Obviously he took the title of his story (and his final line: supposing him to be the gardener) from the Bible. John 20:15 also identifies this Belgian gardener :

Jesus saith unto her Woman, why weepest thou? whom seekest thou? She, supposing him to be the gardener, saith unto him, Sir, if you have borne him hence, tell me where thou hast laid him, and I will take him away.

The cemetery Kipling mentions in the story, Hagenzeele Third Military Cemetery, is not a existing war cemetery.

Below follows the complete version of 'The Gardener' as it appeared in 'Debits and Credits' in 1926.


The Gardener

Every one in the village knew that Helen Turrell did her duty by all her world, and by none more honourably than by her only brother's unfortunate child. The village knew, too, that George Turrell had tried his family severely since early youth, and were not surprised to be told that, after many fresh starts given and thrown away he, an Inspector of Indian Police, had entangled himself with the daughter of a retired non-commissioned officer, and had died of a fall from a horse a few weeks before his child was born.

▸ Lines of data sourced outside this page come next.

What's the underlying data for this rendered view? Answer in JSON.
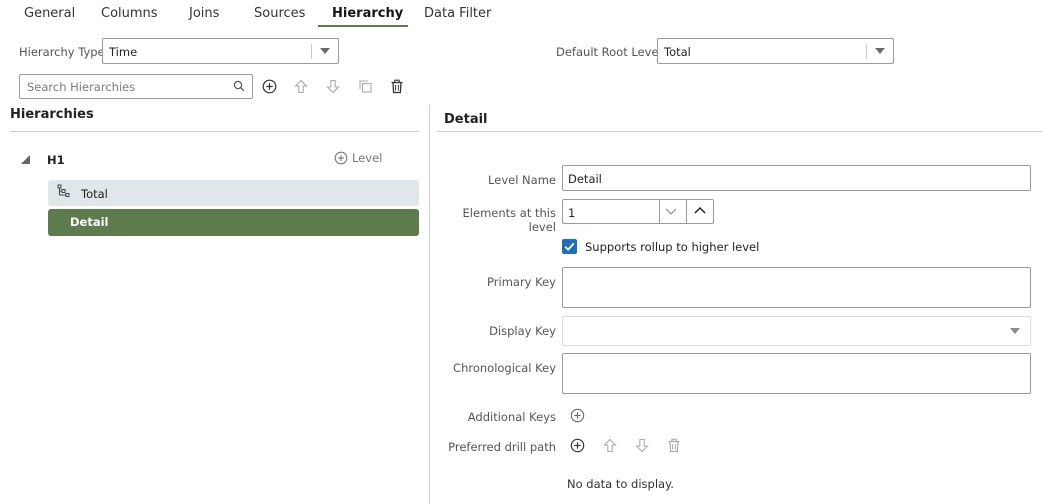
{
  "tabs": [
    {
      "label": "General"
    },
    {
      "label": "Columns"
    },
    {
      "label": "Joins"
    },
    {
      "label": "Sources"
    },
    {
      "label": "Hierarchy",
      "active": true
    },
    {
      "label": "Data Filter"
    }
  ],
  "top": {
    "hierarchy_type_label": "Hierarchy Type",
    "hierarchy_type_value": "Time",
    "default_root_label": "Default Root Level",
    "default_root_value": "Total"
  },
  "search": {
    "placeholder": "Search Hierarchies"
  },
  "left": {
    "title": "Hierarchies",
    "hierarchy_name": "H1",
    "add_level_label": "Level",
    "levels": [
      {
        "label": "Total"
      },
      {
        "label": "Detail",
        "selected": true
      }
    ]
  },
  "detail": {
    "title": "Detail",
    "level_name_label": "Level Name",
    "level_name_value": "Detail",
    "elements_label": "Elements at this level",
    "elements_value": "1",
    "rollup_label": "Supports rollup to higher level",
    "rollup_checked": true,
    "primary_key_label": "Primary Key",
    "display_key_label": "Display Key",
    "chronological_key_label": "Chronological Key",
    "additional_keys_label": "Additional Keys",
    "drill_path_label": "Preferred drill path",
    "no_data": "No data to display."
  },
  "colors": {
    "accent": "#5e7b4d",
    "total_row_bg": "#dfe7ea",
    "checkbox": "#1f6fb5"
  },
  "icons": [
    "search-icon",
    "add-icon",
    "arrow-up-icon",
    "arrow-down-icon",
    "copy-icon",
    "trash-icon",
    "hierarchy-level-icon",
    "caret-down-icon",
    "chevron-down-icon",
    "chevron-up-icon",
    "check-icon",
    "collapse-triangle-icon"
  ]
}
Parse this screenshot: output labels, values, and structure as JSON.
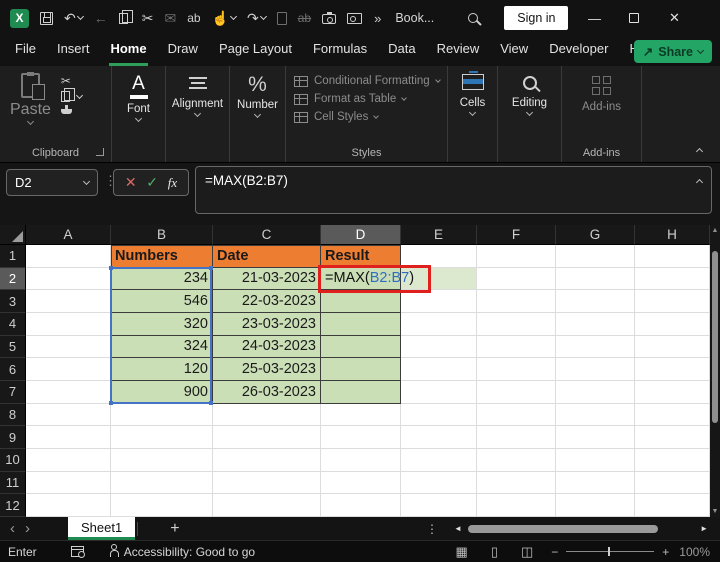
{
  "window": {
    "workbook_name": "Book...",
    "sign_in_label": "Sign in",
    "overflow_glyph": "»",
    "minimize_glyph": "—",
    "close_glyph": "✕"
  },
  "qat": [
    {
      "name": "excel-logo",
      "type": "logo",
      "text": "X"
    },
    {
      "name": "save-icon",
      "css": "ic-save"
    },
    {
      "name": "undo-button",
      "glyph": "↶",
      "dropdown": true
    },
    {
      "name": "back-icon",
      "glyph": "←",
      "disabled": true
    },
    {
      "name": "copy-icon",
      "css": "ic-copy"
    },
    {
      "name": "cut-icon",
      "glyph": "✂"
    },
    {
      "name": "mail-icon",
      "glyph": "✉",
      "disabled": true
    },
    {
      "name": "spelling-icon",
      "text": "ab"
    },
    {
      "name": "touch-mode-icon",
      "glyph": "☝",
      "dropdown": true
    },
    {
      "name": "redo-button",
      "glyph": "↷",
      "dropdown": true
    },
    {
      "name": "new-file-icon",
      "css": "ic-page",
      "disabled": true
    },
    {
      "name": "strikethrough-icon",
      "text": "ab",
      "disabled": true,
      "strike": true
    },
    {
      "name": "camera-icon",
      "css": "ic-camera"
    },
    {
      "name": "lookup-icon",
      "css": "ic-card"
    }
  ],
  "ribbon": {
    "tabs": [
      {
        "label": "File"
      },
      {
        "label": "Insert"
      },
      {
        "label": "Home",
        "active": true
      },
      {
        "label": "Draw"
      },
      {
        "label": "Page Layout"
      },
      {
        "label": "Formulas"
      },
      {
        "label": "Data"
      },
      {
        "label": "Review"
      },
      {
        "label": "View"
      },
      {
        "label": "Developer"
      },
      {
        "label": "Help"
      }
    ],
    "share_label": "Share",
    "clipboard": {
      "paste": "Paste",
      "label": "Clipboard"
    },
    "font_label": "Font",
    "alignment_label": "Alignment",
    "number_label": "Number",
    "styles": {
      "items": [
        "Conditional Formatting",
        "Format as Table",
        "Cell Styles"
      ],
      "label": "Styles"
    },
    "cells_label": "Cells",
    "editing_label": "Editing",
    "addins": {
      "button": "Add-ins",
      "label": "Add-ins"
    }
  },
  "formula_bar": {
    "name_box": "D2",
    "fx_label": "fx",
    "cancel_glyph": "✕",
    "enter_glyph": "✓",
    "formula_prefix": "=MAX(",
    "formula_range": "B2:B7",
    "formula_suffix": ")"
  },
  "spreadsheet": {
    "columns": [
      "A",
      "B",
      "C",
      "D",
      "E",
      "F",
      "G",
      "H"
    ],
    "rows": [
      "1",
      "2",
      "3",
      "4",
      "5",
      "6",
      "7",
      "8",
      "9",
      "10",
      "11",
      "12"
    ],
    "selected_column": "D",
    "selected_row": "2",
    "table": {
      "headers": [
        {
          "ref": "B1",
          "text": "Numbers"
        },
        {
          "ref": "C1",
          "text": "Date"
        },
        {
          "ref": "D1",
          "text": "Result"
        }
      ],
      "numbers_col": "B",
      "numbers": [
        "234",
        "546",
        "320",
        "324",
        "120",
        "900"
      ],
      "dates_col": "C",
      "dates": [
        "21-03-2023",
        "22-03-2023",
        "23-03-2023",
        "24-03-2023",
        "25-03-2023",
        "26-03-2023"
      ],
      "result_cells": [
        "D3",
        "D4",
        "D5",
        "D6",
        "D7"
      ],
      "formula_cell": "D2",
      "formula": {
        "prefix": "=MAX(",
        "range": "B2:B7",
        "suffix": ")"
      },
      "highlight_cell": "E2"
    },
    "colors": {
      "header_fill": "#ED7D31",
      "data_fill": "#CBDFB7",
      "highlight_fill": "#DCE9CF",
      "range_border": "#4472C4",
      "annotation_border": "#E0201C",
      "formula_range_text": "#2F6FC0",
      "accent_green": "#1f8b51"
    }
  },
  "sheet_bar": {
    "tab": "Sheet1",
    "add_label": "+",
    "prev_glyph": "‹",
    "next_glyph": "›"
  },
  "status_bar": {
    "mode": "Enter",
    "accessibility": "Accessibility: Good to go",
    "zoom": "100%",
    "zoom_minus": "−",
    "zoom_plus": "+",
    "view_normal_glyph": "▦",
    "view_page_glyph": "▯",
    "view_break_glyph": "◫"
  }
}
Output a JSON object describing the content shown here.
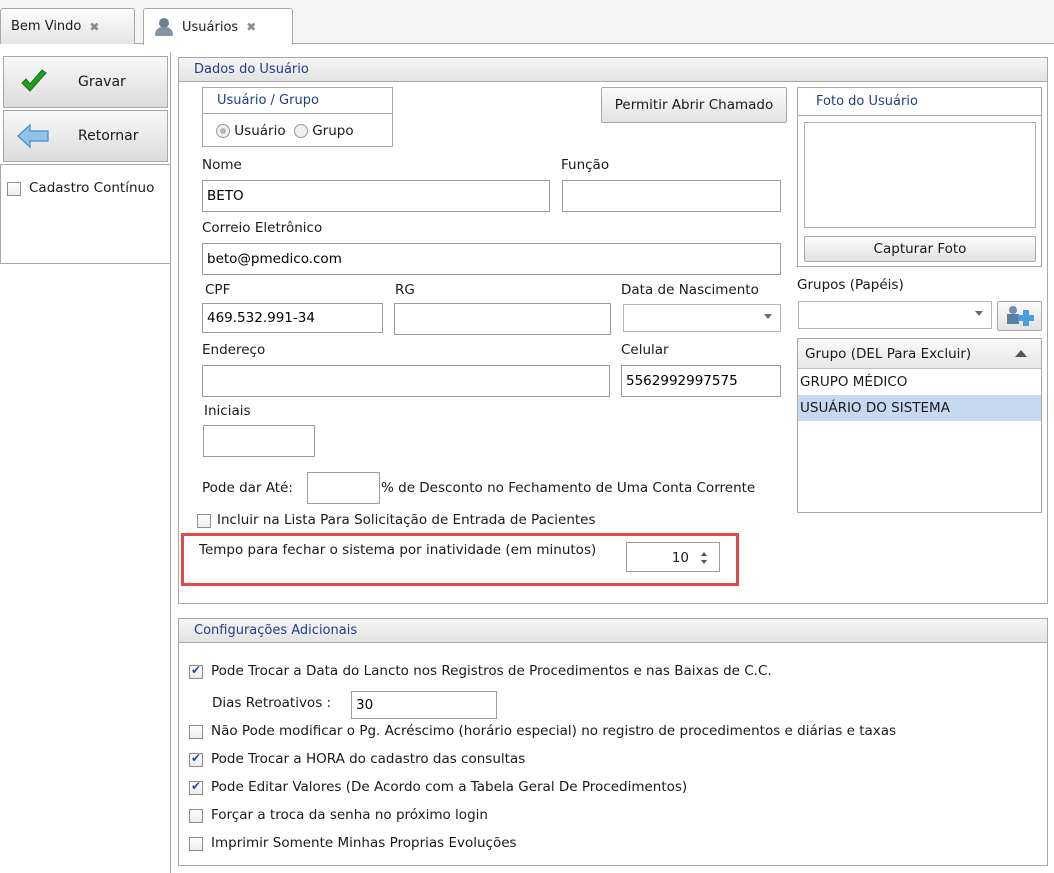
{
  "tabs": [
    {
      "label": "Bem Vindo",
      "close": "✖"
    },
    {
      "label": "Usuários",
      "close": "✖"
    }
  ],
  "toolbar": {
    "save_label": "Gravar",
    "back_label": "Retornar",
    "continuous_label": "Cadastro Contínuo",
    "continuous_checked": false
  },
  "dados": {
    "title": "Dados do Usuário",
    "usuario_grupo": {
      "title": "Usuário / Grupo",
      "option_user": "Usuário",
      "option_group": "Grupo",
      "selected": "Usuário"
    },
    "permitir_btn": "Permitir Abrir Chamado",
    "nome_label": "Nome",
    "nome_value": "BETO",
    "funcao_label": "Função",
    "funcao_value": "",
    "email_label": "Correio Eletrônico",
    "email_value": "beto@pmedico.com",
    "cpf_label": "CPF",
    "cpf_value": "469.532.991-34",
    "rg_label": "RG",
    "rg_value": "",
    "nasc_label": "Data de Nascimento",
    "nasc_value": "",
    "endereco_label": "Endereço",
    "endereco_value": "",
    "celular_label": "Celular",
    "celular_value": "5562992997575",
    "iniciais_label": "Iniciais",
    "iniciais_value": "",
    "desconto_prefix": "Pode dar Até:",
    "desconto_value": "",
    "desconto_suffix": "% de Desconto no Fechamento de Uma Conta Corrente",
    "incluir_label": "Incluir na Lista Para Solicitação de Entrada de Pacientes",
    "incluir_checked": false,
    "tempo_label": "Tempo para fechar o sistema por inatividade (em minutos)",
    "tempo_value": "10",
    "foto": {
      "title": "Foto do Usuário",
      "capture_btn": "Capturar Foto"
    },
    "grupos": {
      "label": "Grupos (Papéis)",
      "combo_value": "",
      "list_header": "Grupo (DEL Para Excluir)",
      "items": [
        "GRUPO MÉDICO",
        "USUÁRIO DO SISTEMA"
      ],
      "selected_index": 1
    }
  },
  "config": {
    "title": "Configurações Adicionais",
    "trocar_data_label": "Pode Trocar a Data do Lancto nos Registros de Procedimentos e nas Baixas de C.C.",
    "trocar_data_checked": true,
    "dias_label": "Dias Retroativos :",
    "dias_value": "30",
    "nao_modificar_label": "Não Pode modificar o Pg. Acréscimo (horário especial) no registro de procedimentos e diárias e taxas",
    "nao_modificar_checked": false,
    "trocar_hora_label": "Pode Trocar a HORA do cadastro das consultas",
    "trocar_hora_checked": true,
    "editar_valores_label": "Pode Editar Valores (De Acordo com a Tabela Geral De Procedimentos)",
    "editar_valores_checked": true,
    "forcar_senha_label": "Forçar a troca da senha no próximo login",
    "forcar_senha_checked": false,
    "imprimir_label": "Imprimir Somente Minhas Proprias Evoluções",
    "imprimir_checked": false
  },
  "colors": {
    "accent": "#1d3f86",
    "highlight": "#e24a4a",
    "selection": "#c5d9f1",
    "check": "#1fa01f",
    "arrow": "#5a9fd4"
  }
}
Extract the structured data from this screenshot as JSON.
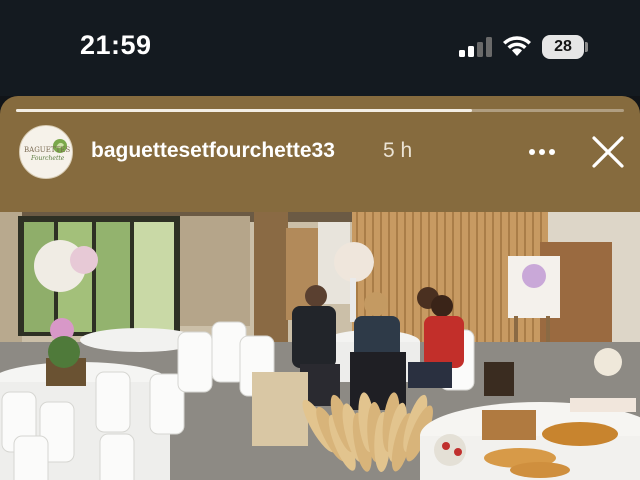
{
  "status_bar": {
    "time": "21:59",
    "battery": "28",
    "icons": [
      "cellular-signal-icon",
      "wifi-icon",
      "battery-icon"
    ]
  },
  "story": {
    "progress": 0.75,
    "username": "baguettesetfourchette33",
    "time_ago": "5 h",
    "avatar_logo": {
      "line1": "BAGUETTES ET",
      "line2": "Fourchette"
    },
    "controls": [
      "more-options-icon",
      "close-icon"
    ]
  },
  "colors": {
    "status_bar_bg": "#141a20",
    "story_bg": "#866b3e",
    "text": "#ffffff"
  }
}
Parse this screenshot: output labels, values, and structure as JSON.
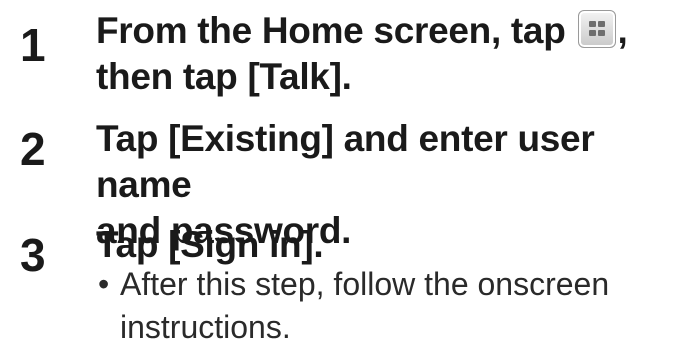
{
  "steps": [
    {
      "number": "1",
      "text_before_icon": "From the Home screen, tap",
      "icon": "apps-grid-icon",
      "text_after_icon": ",",
      "line2": "then tap [Talk]."
    },
    {
      "number": "2",
      "line1": "Tap [Existing] and enter user name",
      "line2": "and password."
    },
    {
      "number": "3",
      "line1": "Tap [Sign in].",
      "note": {
        "bullet": "•",
        "line1": "After this step, follow the onscreen",
        "line2": "instructions."
      }
    }
  ]
}
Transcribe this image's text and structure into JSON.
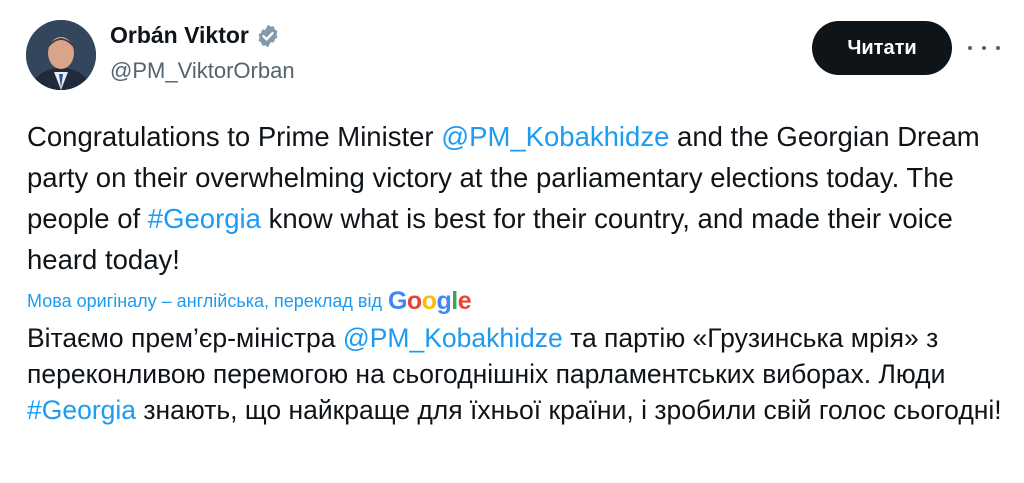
{
  "author": {
    "name": "Orbán Viktor",
    "handle": "@PM_ViktorOrban"
  },
  "actions": {
    "read_label": "Читати"
  },
  "tweet": {
    "part1": "Congratulations to Prime Minister ",
    "mention1": "@PM_Kobakhidze",
    "part2": " and the Georgian Dream party on their overwhelming victory at the parliamentary elections today. The people of ",
    "hashtag1": "#Georgia",
    "part3": " know what is best for their country, and made their voice heard today!"
  },
  "translation": {
    "note": "Мова оригіналу – англійська, переклад від",
    "provider": "Google",
    "part1": "Вітаємо прем’єр-міністра ",
    "mention1": "@PM_Kobakhidze",
    "part2": " та партію «Грузинська мрія» з переконливою перемогою на сьогоднішніх парламентських виборах. Люди ",
    "hashtag1": "#Georgia",
    "part3": " знають, що найкраще для їхньої країни, і зробили свій голос сьогодні!"
  },
  "colors": {
    "link": "#1d9bf0",
    "text": "#0f1419",
    "secondary": "#536471",
    "button_bg": "#0f1419"
  },
  "icons": [
    "verified-badge-icon",
    "more-options-icon",
    "google-logo"
  ]
}
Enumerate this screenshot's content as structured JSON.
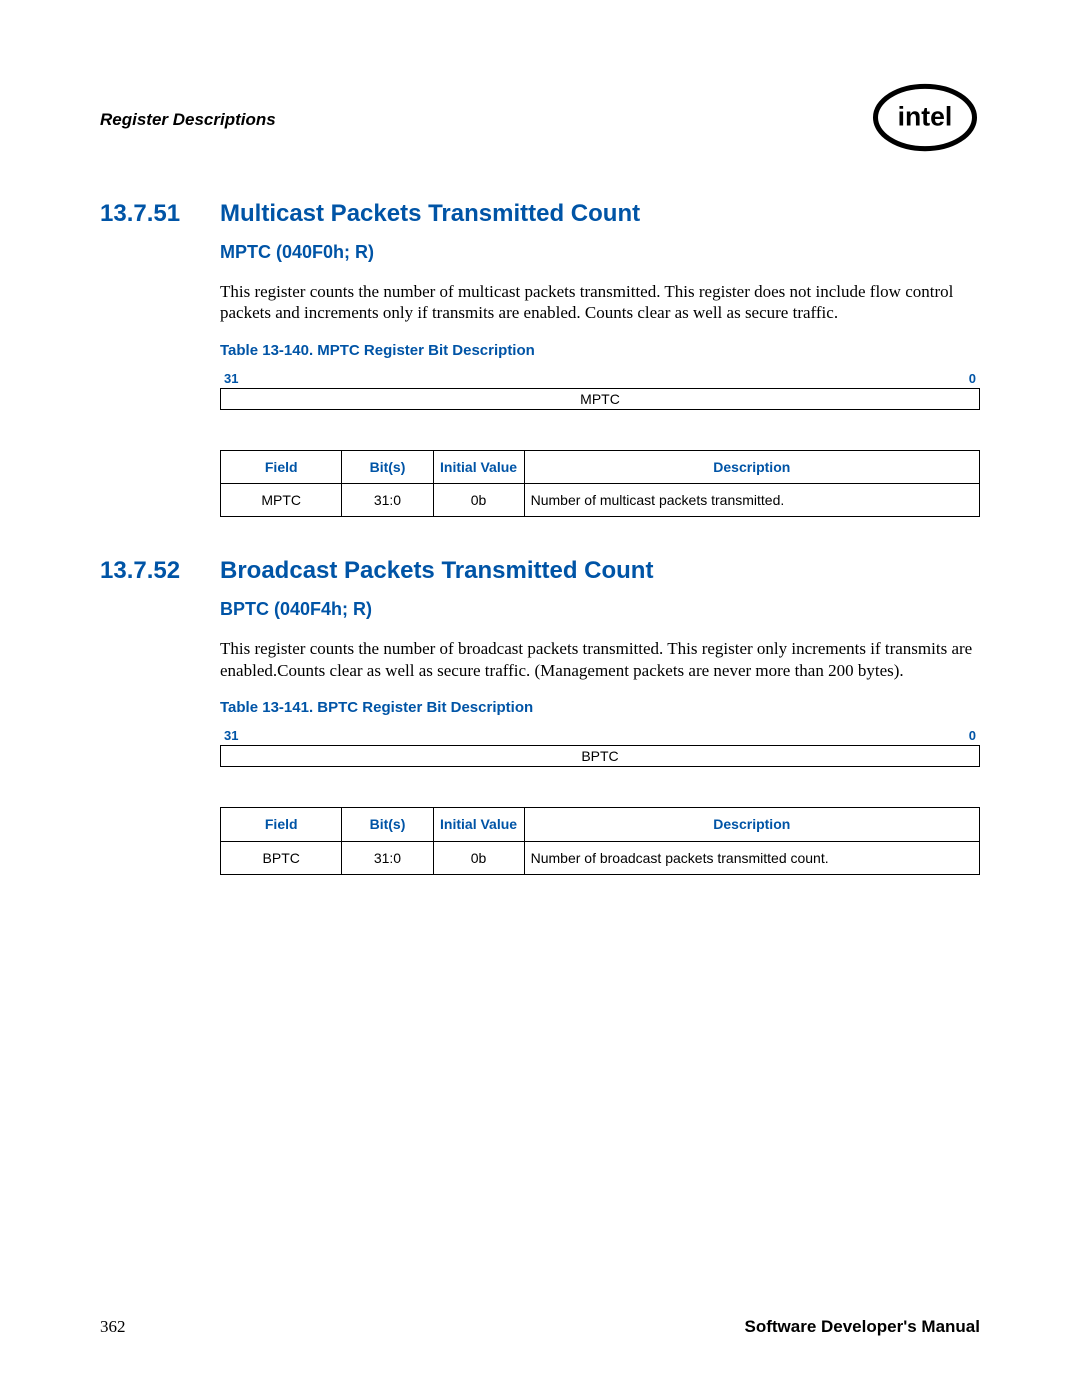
{
  "header": {
    "chapter_title": "Register Descriptions"
  },
  "sections": [
    {
      "number": "13.7.51",
      "title": "Multicast Packets Transmitted Count",
      "subheading": "MPTC (040F0h; R)",
      "body": "This register counts the number of multicast packets transmitted. This register does not include flow control packets and increments only if transmits are enabled. Counts clear as well as secure traffic.",
      "table_caption": "Table 13-140. MPTC Register Bit Description",
      "bit_high": "31",
      "bit_low": "0",
      "bit_field_name": "MPTC",
      "table": {
        "headers": {
          "field": "Field",
          "bits": "Bit(s)",
          "initial": "Initial Value",
          "desc": "Description"
        },
        "row": {
          "field": "MPTC",
          "bits": "31:0",
          "initial": "0b",
          "desc": "Number of multicast packets transmitted."
        }
      }
    },
    {
      "number": "13.7.52",
      "title": "Broadcast Packets Transmitted Count",
      "subheading": "BPTC (040F4h; R)",
      "body": "This register counts the number of broadcast packets transmitted. This register only increments if transmits are enabled.Counts clear as well as secure traffic. (Management packets are never more than 200 bytes).",
      "table_caption": "Table 13-141. BPTC Register Bit Description",
      "bit_high": "31",
      "bit_low": "0",
      "bit_field_name": "BPTC",
      "table": {
        "headers": {
          "field": "Field",
          "bits": "Bit(s)",
          "initial": "Initial Value",
          "desc": "Description"
        },
        "row": {
          "field": "BPTC",
          "bits": "31:0",
          "initial": "0b",
          "desc": "Number of broadcast packets transmitted count."
        }
      }
    }
  ],
  "footer": {
    "page_number": "362",
    "manual_title": "Software Developer's Manual"
  }
}
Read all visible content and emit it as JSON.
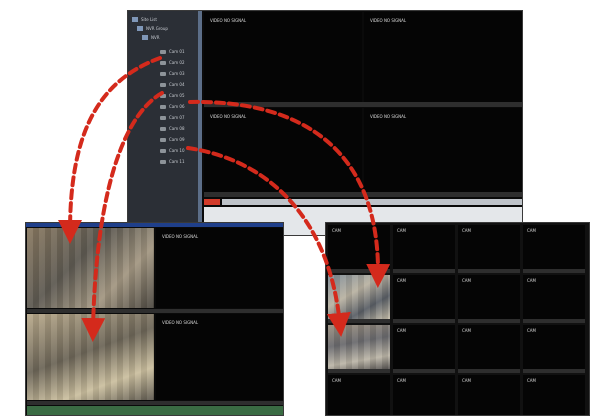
{
  "main_window": {
    "tree": {
      "root_label": "Site List",
      "group_label": "NVR Group",
      "device_label": "NVR",
      "cameras": [
        "Cam 01",
        "Cam 02",
        "Cam 03",
        "Cam 04",
        "Cam 05",
        "Cam 06",
        "Cam 07",
        "Cam 08",
        "Cam 09",
        "Cam 10",
        "Cam 11"
      ]
    },
    "tiles": [
      "VIDEO NO SIGNAL",
      "VIDEO NO SIGNAL",
      "VIDEO NO SIGNAL",
      "VIDEO NO SIGNAL"
    ]
  },
  "left_window": {
    "tiles": [
      "",
      "VIDEO NO SIGNAL",
      "",
      "VIDEO NO SIGNAL"
    ]
  },
  "right_window": {
    "tiles": [
      "CAM",
      "CAM",
      "CAM",
      "CAM",
      "",
      "CAM",
      "CAM",
      "CAM",
      "",
      "CAM",
      "CAM",
      "CAM",
      "CAM",
      "CAM",
      "CAM",
      "CAM"
    ]
  },
  "colors": {
    "arrow": "#d42a1c",
    "panel": "#0a0a0a",
    "tree_bg": "#2b2f36"
  }
}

Mercifully, George's father and mother were both dead, and though Helen, thirtyfive and independent, might well have washed her hands of the whole disgraceful affair, she most nobly took charge, though she was, at the time, under threat of lung trouble which had driven her to the south of France. She arranged for the passage of the child and a nurse from Bombay, met them at Marseilles, nursed the baby through an attack of infantile dysentery due the carelessness of the nurse, whom she had had to dismiss, and at last, thin and worn but triumphant, brought the boy late in the autumn, wholly restored, to her Hampshire home.